Libia e migrazione/ La situazione dell'area Mediterraneo dopo un anno di emergenza

Lunedì, 13 febbraio 2012 - 09:25:00

In occasione della ricorrenza dell'inizio della crisi libica, Cesvi ed Ispi, mercoledì 15 febbraio 2012 dalle ore 15 alle ore 18 presso il Palazzo Clerici in via Clerici 5 a Milano, promuovono l'incontro "Migranti dalla Libia a un anno dalla crisi" sulla situazione attuale in Libia, su quanto è stato fatto in questi mesi e sulle sfide future del paese.

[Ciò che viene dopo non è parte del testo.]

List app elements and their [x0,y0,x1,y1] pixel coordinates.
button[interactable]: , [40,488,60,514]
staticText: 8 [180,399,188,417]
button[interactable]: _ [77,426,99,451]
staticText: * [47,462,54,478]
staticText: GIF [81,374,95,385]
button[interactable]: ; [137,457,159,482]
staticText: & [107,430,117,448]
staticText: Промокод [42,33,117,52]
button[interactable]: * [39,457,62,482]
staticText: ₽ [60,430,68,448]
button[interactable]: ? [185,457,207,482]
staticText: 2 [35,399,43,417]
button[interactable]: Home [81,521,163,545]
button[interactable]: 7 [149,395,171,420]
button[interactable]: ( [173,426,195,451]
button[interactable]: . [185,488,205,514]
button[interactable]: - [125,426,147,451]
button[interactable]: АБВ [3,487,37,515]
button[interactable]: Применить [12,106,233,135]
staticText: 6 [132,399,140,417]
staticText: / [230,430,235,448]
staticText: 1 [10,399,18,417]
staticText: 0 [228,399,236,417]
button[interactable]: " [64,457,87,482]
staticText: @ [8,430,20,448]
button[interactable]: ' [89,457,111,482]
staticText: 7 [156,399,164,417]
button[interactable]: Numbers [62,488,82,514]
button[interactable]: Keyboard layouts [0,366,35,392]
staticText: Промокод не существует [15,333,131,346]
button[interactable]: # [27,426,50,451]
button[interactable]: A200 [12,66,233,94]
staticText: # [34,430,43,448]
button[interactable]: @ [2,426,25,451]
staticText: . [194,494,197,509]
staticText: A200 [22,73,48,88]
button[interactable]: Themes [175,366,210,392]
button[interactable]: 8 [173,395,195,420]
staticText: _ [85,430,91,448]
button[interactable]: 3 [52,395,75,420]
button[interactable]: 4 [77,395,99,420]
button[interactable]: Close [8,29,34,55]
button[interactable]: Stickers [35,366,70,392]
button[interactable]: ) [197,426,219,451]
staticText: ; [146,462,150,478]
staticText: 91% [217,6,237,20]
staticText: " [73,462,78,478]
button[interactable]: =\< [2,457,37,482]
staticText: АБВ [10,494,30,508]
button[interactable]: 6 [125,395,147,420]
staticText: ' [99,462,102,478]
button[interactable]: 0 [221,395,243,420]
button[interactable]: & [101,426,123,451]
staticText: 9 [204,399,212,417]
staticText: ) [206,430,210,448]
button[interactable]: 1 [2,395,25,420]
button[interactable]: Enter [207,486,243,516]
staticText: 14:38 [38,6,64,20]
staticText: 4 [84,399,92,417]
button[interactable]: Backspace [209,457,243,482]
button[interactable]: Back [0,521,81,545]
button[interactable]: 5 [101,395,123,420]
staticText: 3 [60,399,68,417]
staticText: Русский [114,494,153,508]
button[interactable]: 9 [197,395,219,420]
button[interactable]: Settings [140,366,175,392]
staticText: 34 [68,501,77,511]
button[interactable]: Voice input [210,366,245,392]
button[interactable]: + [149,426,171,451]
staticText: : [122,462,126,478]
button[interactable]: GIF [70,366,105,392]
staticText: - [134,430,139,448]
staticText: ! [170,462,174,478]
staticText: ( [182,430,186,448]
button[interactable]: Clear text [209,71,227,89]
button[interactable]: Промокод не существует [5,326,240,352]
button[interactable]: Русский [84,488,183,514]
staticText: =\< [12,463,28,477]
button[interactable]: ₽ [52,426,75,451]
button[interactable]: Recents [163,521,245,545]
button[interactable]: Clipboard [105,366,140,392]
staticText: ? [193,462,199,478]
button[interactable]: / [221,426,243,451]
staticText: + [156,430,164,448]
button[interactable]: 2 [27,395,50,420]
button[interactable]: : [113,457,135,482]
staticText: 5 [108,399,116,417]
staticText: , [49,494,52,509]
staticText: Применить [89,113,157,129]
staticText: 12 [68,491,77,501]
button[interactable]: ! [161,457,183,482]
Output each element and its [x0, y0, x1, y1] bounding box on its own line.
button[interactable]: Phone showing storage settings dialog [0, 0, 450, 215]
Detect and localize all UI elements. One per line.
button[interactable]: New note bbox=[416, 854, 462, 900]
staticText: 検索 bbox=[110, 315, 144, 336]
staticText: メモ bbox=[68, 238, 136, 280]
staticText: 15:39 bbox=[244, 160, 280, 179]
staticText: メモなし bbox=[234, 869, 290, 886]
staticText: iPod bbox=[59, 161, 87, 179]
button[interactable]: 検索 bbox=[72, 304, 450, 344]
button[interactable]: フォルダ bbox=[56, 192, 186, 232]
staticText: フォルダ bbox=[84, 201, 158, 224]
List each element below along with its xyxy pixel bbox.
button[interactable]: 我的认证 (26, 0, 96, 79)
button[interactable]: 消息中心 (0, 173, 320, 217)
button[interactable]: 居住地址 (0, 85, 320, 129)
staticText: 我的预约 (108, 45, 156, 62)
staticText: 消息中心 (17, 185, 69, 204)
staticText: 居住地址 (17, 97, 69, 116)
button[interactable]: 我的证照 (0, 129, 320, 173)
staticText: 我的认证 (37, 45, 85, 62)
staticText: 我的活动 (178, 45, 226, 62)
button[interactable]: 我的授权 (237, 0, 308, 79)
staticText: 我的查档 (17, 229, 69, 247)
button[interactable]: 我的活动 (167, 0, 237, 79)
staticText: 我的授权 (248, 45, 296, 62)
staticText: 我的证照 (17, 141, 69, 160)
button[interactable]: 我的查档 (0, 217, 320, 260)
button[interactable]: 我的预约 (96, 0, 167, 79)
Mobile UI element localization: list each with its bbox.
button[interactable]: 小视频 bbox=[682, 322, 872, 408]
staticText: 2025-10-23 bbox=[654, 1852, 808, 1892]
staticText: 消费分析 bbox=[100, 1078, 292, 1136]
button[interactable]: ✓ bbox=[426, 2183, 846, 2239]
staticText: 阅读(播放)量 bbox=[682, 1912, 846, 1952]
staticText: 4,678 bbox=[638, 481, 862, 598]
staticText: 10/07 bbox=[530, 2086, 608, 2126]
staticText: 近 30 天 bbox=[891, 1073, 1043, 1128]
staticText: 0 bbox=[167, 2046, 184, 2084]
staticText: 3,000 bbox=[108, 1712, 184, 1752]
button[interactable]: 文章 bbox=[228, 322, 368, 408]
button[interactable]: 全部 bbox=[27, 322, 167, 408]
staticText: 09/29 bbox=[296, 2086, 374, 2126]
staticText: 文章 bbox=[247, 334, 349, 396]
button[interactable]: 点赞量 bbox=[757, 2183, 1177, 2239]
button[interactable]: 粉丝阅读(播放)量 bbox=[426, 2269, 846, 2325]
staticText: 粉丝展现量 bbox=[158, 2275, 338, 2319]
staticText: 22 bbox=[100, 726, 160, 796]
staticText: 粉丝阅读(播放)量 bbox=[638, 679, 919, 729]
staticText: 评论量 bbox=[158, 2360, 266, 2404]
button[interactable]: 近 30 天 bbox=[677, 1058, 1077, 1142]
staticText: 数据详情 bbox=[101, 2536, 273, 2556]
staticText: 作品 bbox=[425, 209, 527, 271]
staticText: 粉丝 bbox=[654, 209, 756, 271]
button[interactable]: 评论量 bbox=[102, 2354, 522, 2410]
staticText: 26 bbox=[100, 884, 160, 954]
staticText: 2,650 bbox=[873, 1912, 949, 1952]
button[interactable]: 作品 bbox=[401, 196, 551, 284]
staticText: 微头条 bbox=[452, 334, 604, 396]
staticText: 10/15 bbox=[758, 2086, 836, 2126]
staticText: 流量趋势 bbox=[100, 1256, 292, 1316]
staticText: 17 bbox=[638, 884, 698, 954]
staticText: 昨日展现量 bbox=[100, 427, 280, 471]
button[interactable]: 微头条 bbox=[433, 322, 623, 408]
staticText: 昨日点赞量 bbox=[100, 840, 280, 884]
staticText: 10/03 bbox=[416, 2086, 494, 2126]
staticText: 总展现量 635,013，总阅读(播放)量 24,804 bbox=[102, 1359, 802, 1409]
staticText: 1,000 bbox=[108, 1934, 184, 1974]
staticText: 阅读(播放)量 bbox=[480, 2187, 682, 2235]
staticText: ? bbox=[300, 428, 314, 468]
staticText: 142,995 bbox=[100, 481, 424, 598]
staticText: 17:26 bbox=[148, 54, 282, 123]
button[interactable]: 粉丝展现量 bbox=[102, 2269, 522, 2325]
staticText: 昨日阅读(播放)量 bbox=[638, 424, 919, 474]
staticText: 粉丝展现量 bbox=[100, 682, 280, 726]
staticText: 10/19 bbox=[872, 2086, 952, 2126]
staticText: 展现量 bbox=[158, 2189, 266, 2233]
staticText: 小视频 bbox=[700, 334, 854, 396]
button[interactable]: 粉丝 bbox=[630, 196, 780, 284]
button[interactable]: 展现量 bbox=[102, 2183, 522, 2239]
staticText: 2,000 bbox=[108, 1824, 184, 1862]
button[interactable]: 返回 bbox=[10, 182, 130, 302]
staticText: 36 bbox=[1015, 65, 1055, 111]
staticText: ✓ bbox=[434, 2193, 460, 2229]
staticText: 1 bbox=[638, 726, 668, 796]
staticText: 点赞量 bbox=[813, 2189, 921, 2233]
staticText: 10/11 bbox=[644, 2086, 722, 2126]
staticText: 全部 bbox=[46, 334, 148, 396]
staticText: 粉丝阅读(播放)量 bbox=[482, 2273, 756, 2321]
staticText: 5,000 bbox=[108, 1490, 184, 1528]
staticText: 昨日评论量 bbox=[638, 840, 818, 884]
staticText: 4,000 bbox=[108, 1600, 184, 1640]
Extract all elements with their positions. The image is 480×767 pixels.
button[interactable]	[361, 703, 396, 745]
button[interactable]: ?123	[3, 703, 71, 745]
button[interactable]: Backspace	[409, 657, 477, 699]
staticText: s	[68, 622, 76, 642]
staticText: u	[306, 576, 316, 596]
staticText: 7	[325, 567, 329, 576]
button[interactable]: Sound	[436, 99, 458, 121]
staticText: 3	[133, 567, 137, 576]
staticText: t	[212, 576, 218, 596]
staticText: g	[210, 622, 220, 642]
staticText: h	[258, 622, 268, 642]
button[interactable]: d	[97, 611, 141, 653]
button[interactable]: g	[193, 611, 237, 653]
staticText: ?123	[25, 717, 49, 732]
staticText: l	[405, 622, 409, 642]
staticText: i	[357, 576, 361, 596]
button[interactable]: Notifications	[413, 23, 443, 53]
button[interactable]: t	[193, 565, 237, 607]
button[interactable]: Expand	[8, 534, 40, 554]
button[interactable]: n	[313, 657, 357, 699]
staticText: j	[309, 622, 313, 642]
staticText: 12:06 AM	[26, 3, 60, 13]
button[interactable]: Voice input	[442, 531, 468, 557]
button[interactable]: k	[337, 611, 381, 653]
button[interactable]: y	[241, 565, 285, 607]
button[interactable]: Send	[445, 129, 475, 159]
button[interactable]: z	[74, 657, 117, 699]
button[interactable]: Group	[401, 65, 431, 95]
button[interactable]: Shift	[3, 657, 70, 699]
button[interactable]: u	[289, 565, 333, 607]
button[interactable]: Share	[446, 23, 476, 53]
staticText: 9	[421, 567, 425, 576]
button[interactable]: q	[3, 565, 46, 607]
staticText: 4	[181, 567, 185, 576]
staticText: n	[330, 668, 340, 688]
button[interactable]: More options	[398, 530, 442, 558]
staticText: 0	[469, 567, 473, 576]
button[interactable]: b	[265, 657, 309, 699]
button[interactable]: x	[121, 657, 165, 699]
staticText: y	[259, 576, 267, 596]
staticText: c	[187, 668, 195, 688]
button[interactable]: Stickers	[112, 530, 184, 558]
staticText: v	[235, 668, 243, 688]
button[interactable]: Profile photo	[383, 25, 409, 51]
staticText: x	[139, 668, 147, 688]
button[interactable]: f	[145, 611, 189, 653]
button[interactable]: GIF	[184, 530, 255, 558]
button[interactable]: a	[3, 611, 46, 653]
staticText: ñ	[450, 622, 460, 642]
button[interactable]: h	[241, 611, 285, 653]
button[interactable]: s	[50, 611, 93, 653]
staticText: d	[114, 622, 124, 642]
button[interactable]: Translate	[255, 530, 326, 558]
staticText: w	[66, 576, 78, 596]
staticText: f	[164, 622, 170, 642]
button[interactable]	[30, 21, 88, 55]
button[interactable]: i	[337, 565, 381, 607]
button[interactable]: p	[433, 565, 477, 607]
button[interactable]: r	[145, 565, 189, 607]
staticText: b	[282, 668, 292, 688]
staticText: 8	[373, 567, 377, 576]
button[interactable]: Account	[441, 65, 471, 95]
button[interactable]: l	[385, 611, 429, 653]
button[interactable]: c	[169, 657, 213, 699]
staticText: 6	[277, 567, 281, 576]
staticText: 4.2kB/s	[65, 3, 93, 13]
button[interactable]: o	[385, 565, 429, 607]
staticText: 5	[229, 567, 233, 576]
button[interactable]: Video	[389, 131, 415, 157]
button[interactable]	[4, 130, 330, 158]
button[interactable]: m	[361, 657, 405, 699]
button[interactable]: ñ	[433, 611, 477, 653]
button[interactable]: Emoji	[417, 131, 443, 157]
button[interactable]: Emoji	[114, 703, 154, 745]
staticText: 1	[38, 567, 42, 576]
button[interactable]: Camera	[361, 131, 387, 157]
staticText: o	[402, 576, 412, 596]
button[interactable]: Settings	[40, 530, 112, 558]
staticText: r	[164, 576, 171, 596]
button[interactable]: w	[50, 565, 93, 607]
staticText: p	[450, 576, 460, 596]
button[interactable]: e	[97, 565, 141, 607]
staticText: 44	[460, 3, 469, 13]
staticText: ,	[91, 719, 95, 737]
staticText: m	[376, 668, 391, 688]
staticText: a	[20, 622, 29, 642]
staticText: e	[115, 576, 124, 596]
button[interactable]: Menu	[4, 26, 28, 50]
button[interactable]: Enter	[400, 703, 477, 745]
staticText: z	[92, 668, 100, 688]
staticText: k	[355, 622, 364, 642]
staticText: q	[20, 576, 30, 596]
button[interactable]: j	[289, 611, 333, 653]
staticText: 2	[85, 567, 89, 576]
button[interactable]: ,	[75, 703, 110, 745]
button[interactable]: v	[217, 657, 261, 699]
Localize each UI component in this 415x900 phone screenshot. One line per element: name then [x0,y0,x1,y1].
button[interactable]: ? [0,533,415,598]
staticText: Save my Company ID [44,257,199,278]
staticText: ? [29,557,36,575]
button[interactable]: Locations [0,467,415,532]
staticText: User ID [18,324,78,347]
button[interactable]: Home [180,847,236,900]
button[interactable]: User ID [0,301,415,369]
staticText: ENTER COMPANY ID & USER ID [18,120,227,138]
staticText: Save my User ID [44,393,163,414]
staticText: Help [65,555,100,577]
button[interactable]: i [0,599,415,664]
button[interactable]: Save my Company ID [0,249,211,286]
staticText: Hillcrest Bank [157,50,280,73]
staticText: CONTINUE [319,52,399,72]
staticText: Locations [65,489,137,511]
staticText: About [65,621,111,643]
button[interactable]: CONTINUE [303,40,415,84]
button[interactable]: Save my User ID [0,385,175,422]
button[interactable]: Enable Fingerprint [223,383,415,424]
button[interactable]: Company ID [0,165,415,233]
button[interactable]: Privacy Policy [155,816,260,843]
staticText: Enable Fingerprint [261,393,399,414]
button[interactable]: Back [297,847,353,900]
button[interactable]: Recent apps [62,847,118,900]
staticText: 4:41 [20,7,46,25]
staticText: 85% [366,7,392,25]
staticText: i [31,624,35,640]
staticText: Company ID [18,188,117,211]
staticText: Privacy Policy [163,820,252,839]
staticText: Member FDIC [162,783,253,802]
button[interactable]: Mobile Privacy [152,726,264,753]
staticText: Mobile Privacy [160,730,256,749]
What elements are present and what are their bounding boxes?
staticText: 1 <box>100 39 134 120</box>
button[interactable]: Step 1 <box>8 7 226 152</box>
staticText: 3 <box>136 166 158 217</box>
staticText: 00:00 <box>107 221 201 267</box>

Un momento di incontro tra gli attori italiani pubblici e del privato sociale insieme alle Organizzazioni Internazionali per riflettere sull'emergenza di Lampedusa dall'accoglienza, all'integrazione fino al rientro degli assistiti. Apriranno i lavori José Angel Oropeza, Direttore IOM per il Mediterraneo e Paolo Magri, Vice Presidente Esecutivo e Direttore ISPI. I moderatori Giangi Milesi, Presidente di Cesvi e Luciano Scalettari, giornalista di Famiglia Cristiana condurranno il dibattito insieme a numerosi ospiti tra cui Laura Boldrini, portavoce per l'Italia dell'UNHCR, Fabrizio Curcio Direttore Generale Ufficio Gestione Emergenze, Dipartimento della Protezione Civile, Loris De Filippi, già Direttore Operazioni Medici senza Frontiere Italia, Pref. Angela Pria, Capo Dipartimento per le libertà civili ed immigrazioni, Ministero dell'Interno, Oliviero Forti, Responsabile Ufficio Immigrazione Caritas Italiana. Nel corso del convegno ci sarà una presentazione del reportage fotografico sulla Libia di Giovanni Diffidenti.

A un anno di distanza dall'inizio della rivolta in Libia, uno dei momenti chiave della cosiddetta "Primavera araba", il Mediterraneo e il Medio Oriente sono ancora scossi da eventi politici e sociali che coagulano spinte di rinnovamento e instabilità. La prima ong italiana ad intervenire in Libia, per portare assistenza alle popolazioni colpite dalla guerra civile, è stata Cesvi e oggi la sua presenza nel Paese sta passando dalla fase di emergenza a quella della ricostruzione e dello sviluppo, attraverso progetti agricoli, di "cash for work", ovvero impiego di personale locale in servizi pubblici sospesi con il conflitto (raccolta di rifiuti, pulizia delle scuole..), distribuzione di sussidi alle fasce più vulnerabili (donne e anziani) e assistenza ai bambini che hanno subìto traumi durante il confitto. Parallelamente, di fronte all'arrivo di migliaia di migranti in fuga dalla guerra,  Cesvi, insieme alla Caritas, si è attivato anche in Italia per contribuire all'accoglienza dei migranti in Lombardia.

La maggior parte dei migranti giunti dalla Libia proviene dall'Africa Sub-Sahariana: per questo le ong internazionali possono svolgere, insieme agli enti governativi, alle amministrazioni locali, agli organismi sovrannazionali e agli istituti di ricerca, un ruolo di primo piano. La discussione sulle politiche migratorie si lega strettamente a quella dei rapporti di cooperazione con i Paesi del Nord Africa, e in particolare con la Libia.